17. Bölüm

13.1K 1.4K 3.5K
                                    


Gazeteci kimliğinin ortaya çıkası gelmişti ve Felix aniden Chris'in peşine takılmıştı. Ve bu adam çok şüpheli davranıyordu. En azından Felix az önceki üstü kapalı tehdit ile şu an böyle düşünmeye başlamıştı. Bu yüzden tüm bedeni kendi kendine hareket etmişti ve en ufak güvenmediği bir vampirin peşine takılmıştı.

Chris yolda sakince yürürken Felix de bazen saklanarak bazen alelade bir şekilde arkasından yürüyordu.

O ne zaman dursa Felix de aynı şekilde duruyor, başka şeylerle ilgileniyormuş gibi yapıyordu.

"Bir vampiri takip ettiğim için aptal olmalıyım..."diye söylendi yürümeye devam ederken. Hissediyordu. Bu adamda ciddi anlamda tehlikeli bir şeyler vardı. Onu ilk gördüğü an da böyle hissetmişti. Tüm tüyleri diken diken olmuştu...

Chris'i ne kadar süredir takip ettiğini bilemiyordu ama tanıdık sokağa geldiğinde adımlarını durdu Felix.

Burası... Neden kumarhaneye geldik? Oysa bir şeyler planladığına emindim.

Chris zaman kaybetmeden arka tarafa doğru ilerlerken Felix de yeniden peşine takıldı. Fakat girip girmemek konusunda tereddüt içindeydi. İçerisi vampir kaynıyordu ve besin zincirinin altında olma duygusunu daha önce tatmıştı.

"Yine de bir şeyler öğrenebilirim"diye söylendi kapıya yaklaştığında. Sonra o gün Hyunjin'in kapıyı nasıl çaldığını hatırlamaya çalıştı. Ve şansını denedi.

Kapı saniyeler içinde büyük bir gıcırdama ile açılırken karşısında duran iri yarı adama en parlak gülümsemesini sunmaya çalıştı.

"Sen...?"

"Ah ben bay Hwang'ın çalışanı."

Yani eski çalışanıyım ama olsun...

"Evet hatırladım seni. Bay Hwang mı gönderdi?"

"Ah evet, evet. Burada bir eşyasını unutmuş ve almamı istedi."

Adam tereddütle karşısında duran sarışın bedene bakıyordu. Bir insanı onca vampirin arasına göndermiş olmasını biraz tuhaf bulmuş olsa bile aldırış etmedi.

"Peki, girebilirsin."

"Ama..."dedi iri adam Felix'i ensesinden tutarken. "Sakın bir şeyler karıştırma. Ve ölürsen sorumlusu ben değilim."
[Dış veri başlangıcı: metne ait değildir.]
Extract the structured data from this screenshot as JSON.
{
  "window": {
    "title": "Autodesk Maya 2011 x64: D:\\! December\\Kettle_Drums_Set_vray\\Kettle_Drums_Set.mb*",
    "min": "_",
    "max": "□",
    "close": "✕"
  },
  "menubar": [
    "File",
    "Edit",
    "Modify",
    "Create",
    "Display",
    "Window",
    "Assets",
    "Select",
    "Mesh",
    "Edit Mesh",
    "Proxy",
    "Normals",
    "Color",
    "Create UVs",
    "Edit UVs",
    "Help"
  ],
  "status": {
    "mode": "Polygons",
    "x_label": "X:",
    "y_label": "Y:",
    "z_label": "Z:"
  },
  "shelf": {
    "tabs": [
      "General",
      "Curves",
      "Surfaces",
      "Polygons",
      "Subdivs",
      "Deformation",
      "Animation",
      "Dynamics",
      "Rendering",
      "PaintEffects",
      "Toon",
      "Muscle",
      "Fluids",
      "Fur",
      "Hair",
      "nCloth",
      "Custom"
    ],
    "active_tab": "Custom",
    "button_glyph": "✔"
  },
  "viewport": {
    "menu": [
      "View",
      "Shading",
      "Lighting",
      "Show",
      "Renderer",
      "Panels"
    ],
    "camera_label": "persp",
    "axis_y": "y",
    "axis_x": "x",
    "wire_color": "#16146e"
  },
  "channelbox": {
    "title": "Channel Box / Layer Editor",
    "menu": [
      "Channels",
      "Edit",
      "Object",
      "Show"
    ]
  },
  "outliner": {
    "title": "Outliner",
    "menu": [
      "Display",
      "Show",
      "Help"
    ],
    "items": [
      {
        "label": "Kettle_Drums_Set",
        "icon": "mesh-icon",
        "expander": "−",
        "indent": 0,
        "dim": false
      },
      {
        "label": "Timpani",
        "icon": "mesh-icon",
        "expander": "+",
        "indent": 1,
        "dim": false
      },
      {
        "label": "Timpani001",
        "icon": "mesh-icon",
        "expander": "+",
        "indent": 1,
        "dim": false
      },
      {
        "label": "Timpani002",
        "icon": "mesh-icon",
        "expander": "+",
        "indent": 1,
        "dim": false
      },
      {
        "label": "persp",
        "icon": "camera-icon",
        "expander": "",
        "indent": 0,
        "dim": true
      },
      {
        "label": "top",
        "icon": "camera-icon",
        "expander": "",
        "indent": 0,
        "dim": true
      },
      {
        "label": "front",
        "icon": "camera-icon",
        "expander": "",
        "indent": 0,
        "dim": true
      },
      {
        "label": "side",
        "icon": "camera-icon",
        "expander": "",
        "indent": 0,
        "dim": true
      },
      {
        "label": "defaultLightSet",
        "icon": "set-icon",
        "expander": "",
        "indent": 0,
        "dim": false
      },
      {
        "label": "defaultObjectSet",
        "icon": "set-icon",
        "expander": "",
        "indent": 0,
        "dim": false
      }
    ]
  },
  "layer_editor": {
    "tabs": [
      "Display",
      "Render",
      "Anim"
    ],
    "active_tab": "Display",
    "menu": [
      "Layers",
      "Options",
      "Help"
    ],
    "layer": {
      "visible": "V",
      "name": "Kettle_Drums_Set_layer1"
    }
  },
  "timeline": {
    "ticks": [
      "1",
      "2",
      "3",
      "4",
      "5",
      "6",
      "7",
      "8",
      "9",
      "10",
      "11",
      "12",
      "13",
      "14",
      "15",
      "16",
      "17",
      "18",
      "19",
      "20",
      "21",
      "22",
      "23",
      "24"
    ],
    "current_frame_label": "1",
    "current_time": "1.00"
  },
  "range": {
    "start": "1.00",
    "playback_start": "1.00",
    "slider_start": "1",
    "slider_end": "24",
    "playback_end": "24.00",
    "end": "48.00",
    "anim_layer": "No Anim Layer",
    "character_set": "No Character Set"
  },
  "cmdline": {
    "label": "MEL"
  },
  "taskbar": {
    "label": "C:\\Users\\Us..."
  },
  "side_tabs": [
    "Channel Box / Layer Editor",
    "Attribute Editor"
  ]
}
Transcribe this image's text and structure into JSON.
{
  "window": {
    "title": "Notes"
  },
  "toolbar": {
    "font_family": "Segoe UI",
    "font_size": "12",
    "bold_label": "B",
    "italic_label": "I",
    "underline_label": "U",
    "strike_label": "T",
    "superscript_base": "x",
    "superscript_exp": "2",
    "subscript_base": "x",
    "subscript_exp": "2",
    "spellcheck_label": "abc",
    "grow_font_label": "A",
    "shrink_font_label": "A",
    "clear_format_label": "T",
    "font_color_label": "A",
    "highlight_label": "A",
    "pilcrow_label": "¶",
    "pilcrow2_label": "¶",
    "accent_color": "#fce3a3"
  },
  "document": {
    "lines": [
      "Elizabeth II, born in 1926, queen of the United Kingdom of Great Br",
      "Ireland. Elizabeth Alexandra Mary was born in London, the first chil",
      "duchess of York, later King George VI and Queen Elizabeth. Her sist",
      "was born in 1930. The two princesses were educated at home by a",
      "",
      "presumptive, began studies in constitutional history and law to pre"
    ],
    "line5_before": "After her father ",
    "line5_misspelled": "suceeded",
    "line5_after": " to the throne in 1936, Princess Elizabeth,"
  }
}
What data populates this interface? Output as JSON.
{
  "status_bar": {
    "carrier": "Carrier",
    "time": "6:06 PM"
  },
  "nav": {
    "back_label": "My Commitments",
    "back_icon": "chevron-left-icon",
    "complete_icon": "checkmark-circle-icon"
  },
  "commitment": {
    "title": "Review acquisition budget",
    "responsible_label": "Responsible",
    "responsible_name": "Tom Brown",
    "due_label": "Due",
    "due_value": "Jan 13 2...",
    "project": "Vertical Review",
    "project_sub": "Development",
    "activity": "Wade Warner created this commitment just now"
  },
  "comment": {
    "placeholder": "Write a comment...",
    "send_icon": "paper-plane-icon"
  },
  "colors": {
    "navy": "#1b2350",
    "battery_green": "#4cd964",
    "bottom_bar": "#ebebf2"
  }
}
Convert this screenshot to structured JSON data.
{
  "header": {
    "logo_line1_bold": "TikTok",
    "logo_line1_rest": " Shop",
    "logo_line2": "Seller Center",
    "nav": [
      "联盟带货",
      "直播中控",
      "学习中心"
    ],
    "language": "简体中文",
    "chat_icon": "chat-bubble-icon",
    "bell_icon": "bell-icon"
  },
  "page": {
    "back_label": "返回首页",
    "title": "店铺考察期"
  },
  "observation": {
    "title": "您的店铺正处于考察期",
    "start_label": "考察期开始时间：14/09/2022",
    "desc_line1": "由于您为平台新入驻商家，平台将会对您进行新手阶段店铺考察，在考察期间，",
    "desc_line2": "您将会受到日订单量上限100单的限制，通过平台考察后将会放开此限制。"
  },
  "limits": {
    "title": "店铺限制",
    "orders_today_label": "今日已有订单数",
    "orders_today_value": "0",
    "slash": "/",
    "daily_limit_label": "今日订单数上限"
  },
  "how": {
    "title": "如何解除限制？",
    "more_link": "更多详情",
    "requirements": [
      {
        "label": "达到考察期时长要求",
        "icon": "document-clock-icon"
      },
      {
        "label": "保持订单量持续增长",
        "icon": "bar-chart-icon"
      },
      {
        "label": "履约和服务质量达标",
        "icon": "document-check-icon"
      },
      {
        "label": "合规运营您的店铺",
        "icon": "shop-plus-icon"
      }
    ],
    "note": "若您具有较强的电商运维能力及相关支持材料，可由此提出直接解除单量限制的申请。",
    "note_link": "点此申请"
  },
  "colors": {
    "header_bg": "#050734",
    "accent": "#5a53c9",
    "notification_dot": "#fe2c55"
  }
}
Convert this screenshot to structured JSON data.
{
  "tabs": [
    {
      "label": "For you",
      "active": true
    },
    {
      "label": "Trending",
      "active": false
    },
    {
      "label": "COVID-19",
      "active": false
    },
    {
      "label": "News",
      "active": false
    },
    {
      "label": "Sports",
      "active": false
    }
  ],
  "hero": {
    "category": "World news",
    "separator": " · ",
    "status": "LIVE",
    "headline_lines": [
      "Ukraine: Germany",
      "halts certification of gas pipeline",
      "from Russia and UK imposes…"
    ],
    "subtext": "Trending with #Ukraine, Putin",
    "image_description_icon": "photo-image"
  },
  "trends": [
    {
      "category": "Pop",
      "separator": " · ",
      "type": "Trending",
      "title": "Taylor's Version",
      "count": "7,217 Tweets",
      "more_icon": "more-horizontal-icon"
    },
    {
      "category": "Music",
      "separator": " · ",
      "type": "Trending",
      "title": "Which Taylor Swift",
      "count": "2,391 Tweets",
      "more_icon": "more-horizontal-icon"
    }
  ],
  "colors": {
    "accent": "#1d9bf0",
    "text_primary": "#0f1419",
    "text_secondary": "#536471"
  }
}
"Eh tabii bunu bay Hwang'a iletirim. Yani sorumlu olmadığını."

Adam ensesini rahat bırakınca Felix gömleğini düzeltip yürümeye devam etti. Bu adam yüzünden Chris'i kaybetmişti ve onca vampirin arasında arayışa çıkacak olması canını sıkıyordu...

"Eğer bay Hwang burada olduğumu öğrenirse kesin beni öldürür. Ama zaten o öğrenmeden burada ölme ihtimalim çok daha yüksek. Bazen aptallığıma yanıyorum." Felix söylene söylene koridordan geçip göz kamaştırıcı kumarhaneye adım atmıştı. Şu an buradaki tek insan olmama gibi ufak bir ihtimal bile varsa bunu seve seve kabul ederdi.

Fakat geçen sefer olduğu gibi varlığı anında fark edilmişti. Bunu nasıl yaptıklarını bilmiyordu ama sanırım vampirlerin bunu kolayca fark edebildiği bir durum söz konusuydu. Ama çok merak ettiği söylenemezdi.

"Sanırım çıksam iyi olacak... Burası cidden tehlikeli... Zaten onu göremiyorum..."

Felix yeniden boş koridora yöneldiğinde iki adamın sesi kulaklarına gelince o tarafa doğru döndü ve peşlerine takıldı.

"Biz ne zaman başlayacağız?"

"Henüz sıramız gelmedi."

Ne sırası?, diye geçirdi içinden Felix.